Aunque es archiconocida, resumo la historieta: Ramiro II, que se había visto obligado a dejar los hábitos y su querido monasterio para ocupar el trono del Reino de Aragón porque no había otro sucesor en ese momento, tuvo que enfrentarse al grave problema que le suponía la actitud de sus principales nobles, no muy dispuestos a subordinarse al poder de un rey que creían flojo de ánimo y poco ducho en asuntos de política y guerra. Sin saber muy bien qué era lo que debía hacer, Ramiro II consultó la opinión de su antiguo abad, y envió a un emisario para que se lo preguntara.

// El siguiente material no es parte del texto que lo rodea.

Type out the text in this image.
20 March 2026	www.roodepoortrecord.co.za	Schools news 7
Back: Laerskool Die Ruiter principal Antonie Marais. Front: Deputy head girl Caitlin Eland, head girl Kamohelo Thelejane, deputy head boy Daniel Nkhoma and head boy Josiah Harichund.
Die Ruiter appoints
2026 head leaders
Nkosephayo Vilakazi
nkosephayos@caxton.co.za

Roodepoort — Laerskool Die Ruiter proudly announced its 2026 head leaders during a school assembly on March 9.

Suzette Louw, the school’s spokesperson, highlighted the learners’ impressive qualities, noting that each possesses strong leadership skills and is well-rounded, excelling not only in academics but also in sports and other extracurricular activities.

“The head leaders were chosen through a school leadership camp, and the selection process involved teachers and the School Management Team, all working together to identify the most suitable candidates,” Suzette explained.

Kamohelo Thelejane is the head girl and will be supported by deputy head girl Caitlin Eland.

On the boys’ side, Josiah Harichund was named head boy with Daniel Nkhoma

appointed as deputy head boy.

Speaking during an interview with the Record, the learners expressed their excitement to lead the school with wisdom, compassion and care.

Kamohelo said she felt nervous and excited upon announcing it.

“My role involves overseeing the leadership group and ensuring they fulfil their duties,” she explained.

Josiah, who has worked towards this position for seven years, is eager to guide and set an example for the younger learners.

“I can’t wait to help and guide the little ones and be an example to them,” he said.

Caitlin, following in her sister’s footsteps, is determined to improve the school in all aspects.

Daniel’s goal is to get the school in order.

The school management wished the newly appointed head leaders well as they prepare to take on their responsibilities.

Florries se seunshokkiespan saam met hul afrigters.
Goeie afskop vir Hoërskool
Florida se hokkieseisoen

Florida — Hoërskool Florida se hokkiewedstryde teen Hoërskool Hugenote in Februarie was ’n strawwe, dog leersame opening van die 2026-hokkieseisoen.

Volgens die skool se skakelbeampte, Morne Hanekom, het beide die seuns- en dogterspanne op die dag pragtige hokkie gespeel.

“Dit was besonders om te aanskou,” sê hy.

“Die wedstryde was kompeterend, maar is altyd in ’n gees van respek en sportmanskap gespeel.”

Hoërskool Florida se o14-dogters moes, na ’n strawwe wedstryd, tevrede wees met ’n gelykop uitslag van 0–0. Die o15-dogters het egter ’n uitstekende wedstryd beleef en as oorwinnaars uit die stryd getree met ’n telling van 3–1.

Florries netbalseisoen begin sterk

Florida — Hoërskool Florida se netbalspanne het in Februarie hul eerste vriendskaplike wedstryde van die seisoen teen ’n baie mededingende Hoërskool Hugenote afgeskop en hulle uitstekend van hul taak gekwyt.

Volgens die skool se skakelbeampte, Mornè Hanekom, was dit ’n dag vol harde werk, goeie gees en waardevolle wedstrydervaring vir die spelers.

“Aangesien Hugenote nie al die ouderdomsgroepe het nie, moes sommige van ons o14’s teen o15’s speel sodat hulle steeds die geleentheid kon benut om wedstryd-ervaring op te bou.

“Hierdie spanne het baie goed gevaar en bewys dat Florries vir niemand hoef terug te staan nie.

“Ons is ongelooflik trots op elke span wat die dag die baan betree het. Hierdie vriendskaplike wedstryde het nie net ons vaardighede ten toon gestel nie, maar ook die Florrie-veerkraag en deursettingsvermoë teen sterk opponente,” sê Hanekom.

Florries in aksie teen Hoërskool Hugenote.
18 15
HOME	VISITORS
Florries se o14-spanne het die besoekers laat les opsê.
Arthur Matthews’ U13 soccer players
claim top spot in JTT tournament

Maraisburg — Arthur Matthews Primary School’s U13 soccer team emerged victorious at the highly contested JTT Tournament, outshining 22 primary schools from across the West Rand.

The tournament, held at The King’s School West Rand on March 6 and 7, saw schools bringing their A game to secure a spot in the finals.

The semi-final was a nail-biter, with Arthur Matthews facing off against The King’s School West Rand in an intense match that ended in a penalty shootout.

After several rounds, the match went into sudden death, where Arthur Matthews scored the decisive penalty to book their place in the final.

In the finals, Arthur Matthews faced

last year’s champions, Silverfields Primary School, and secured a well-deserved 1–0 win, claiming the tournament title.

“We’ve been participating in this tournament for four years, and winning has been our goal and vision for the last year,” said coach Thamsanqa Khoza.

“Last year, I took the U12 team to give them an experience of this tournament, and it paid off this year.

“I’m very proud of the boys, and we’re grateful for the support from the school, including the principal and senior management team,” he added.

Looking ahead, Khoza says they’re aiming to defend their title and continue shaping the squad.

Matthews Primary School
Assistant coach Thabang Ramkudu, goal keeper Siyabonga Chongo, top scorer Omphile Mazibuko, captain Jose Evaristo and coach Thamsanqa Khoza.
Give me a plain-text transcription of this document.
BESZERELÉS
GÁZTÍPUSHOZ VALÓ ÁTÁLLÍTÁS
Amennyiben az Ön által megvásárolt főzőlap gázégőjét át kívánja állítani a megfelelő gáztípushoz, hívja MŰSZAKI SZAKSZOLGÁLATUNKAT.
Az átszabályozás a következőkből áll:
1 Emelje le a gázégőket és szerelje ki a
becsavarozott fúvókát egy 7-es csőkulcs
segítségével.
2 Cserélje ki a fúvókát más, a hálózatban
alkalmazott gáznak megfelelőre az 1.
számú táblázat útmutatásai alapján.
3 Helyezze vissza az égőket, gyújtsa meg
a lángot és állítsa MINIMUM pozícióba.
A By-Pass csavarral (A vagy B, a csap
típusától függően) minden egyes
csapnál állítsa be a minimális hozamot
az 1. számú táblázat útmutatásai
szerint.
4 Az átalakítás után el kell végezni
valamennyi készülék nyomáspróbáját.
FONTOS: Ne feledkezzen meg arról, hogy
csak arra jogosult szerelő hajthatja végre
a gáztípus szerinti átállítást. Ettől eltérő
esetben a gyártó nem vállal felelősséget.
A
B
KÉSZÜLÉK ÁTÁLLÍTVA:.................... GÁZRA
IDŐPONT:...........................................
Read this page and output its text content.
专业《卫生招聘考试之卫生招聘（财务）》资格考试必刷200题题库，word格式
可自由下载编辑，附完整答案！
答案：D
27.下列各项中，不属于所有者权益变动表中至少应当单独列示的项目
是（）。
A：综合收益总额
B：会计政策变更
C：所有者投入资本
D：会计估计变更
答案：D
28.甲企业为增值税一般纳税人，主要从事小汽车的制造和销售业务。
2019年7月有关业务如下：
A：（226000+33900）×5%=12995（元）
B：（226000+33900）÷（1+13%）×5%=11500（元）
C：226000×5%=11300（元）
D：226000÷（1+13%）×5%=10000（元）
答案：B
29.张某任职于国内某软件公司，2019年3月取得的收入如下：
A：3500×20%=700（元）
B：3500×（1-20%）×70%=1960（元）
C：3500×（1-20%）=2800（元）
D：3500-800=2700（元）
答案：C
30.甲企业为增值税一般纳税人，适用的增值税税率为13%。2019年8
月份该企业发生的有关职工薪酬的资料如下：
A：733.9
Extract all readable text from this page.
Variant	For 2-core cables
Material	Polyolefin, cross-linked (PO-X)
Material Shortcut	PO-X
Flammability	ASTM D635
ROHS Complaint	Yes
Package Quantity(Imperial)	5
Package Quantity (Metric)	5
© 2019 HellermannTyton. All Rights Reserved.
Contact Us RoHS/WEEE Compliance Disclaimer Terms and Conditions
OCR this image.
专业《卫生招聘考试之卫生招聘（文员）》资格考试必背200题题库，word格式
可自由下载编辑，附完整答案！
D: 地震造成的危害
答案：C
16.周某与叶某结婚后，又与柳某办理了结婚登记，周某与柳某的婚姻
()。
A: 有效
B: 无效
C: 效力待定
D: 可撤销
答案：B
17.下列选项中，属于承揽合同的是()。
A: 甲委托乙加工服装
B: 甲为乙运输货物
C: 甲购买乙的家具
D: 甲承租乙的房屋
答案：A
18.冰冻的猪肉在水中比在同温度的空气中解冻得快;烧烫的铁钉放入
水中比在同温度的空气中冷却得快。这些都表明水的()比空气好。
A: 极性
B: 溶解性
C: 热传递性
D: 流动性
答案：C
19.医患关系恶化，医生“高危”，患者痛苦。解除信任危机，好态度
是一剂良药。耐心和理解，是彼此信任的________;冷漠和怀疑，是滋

Cuando el emisario llegó, el abad estaba cortando las flores más altas de su jardín. Y esa fue su única respuesta: “Dile al rey lo que me has visto hacer”. Ramiro II entendió que lo que tenía que hacer era cargarse a los personajes más significados, y a fe que le hizo caso. Reunió a sus nobles, al parecer con la noticia de que quería tratar con ellos la situación, y cuando los tuvo a todos en su palacio los hizo bajar a una sala donde, uno a uno, un verdugo les fue cortando la cabeza. Con las cabezas, cuenta la leyenda, hizo sonar una campana “que se oyó en todo el Reino”.

Bueno, pues no imaginaba aquel abad la fortuna que iba a hacer en Aragón aquel su consejo: aquí parece que no tenemos otra cosa que hacer que estar esperando, con la tijera bien dispuesta, a que alguien despunte un poco y saque la cabeza por encima de la media. Porque en ese momento, ¡zaca!, le pegamos un tajo que lo dejamos seco. Chst, qué coño se había creído ése.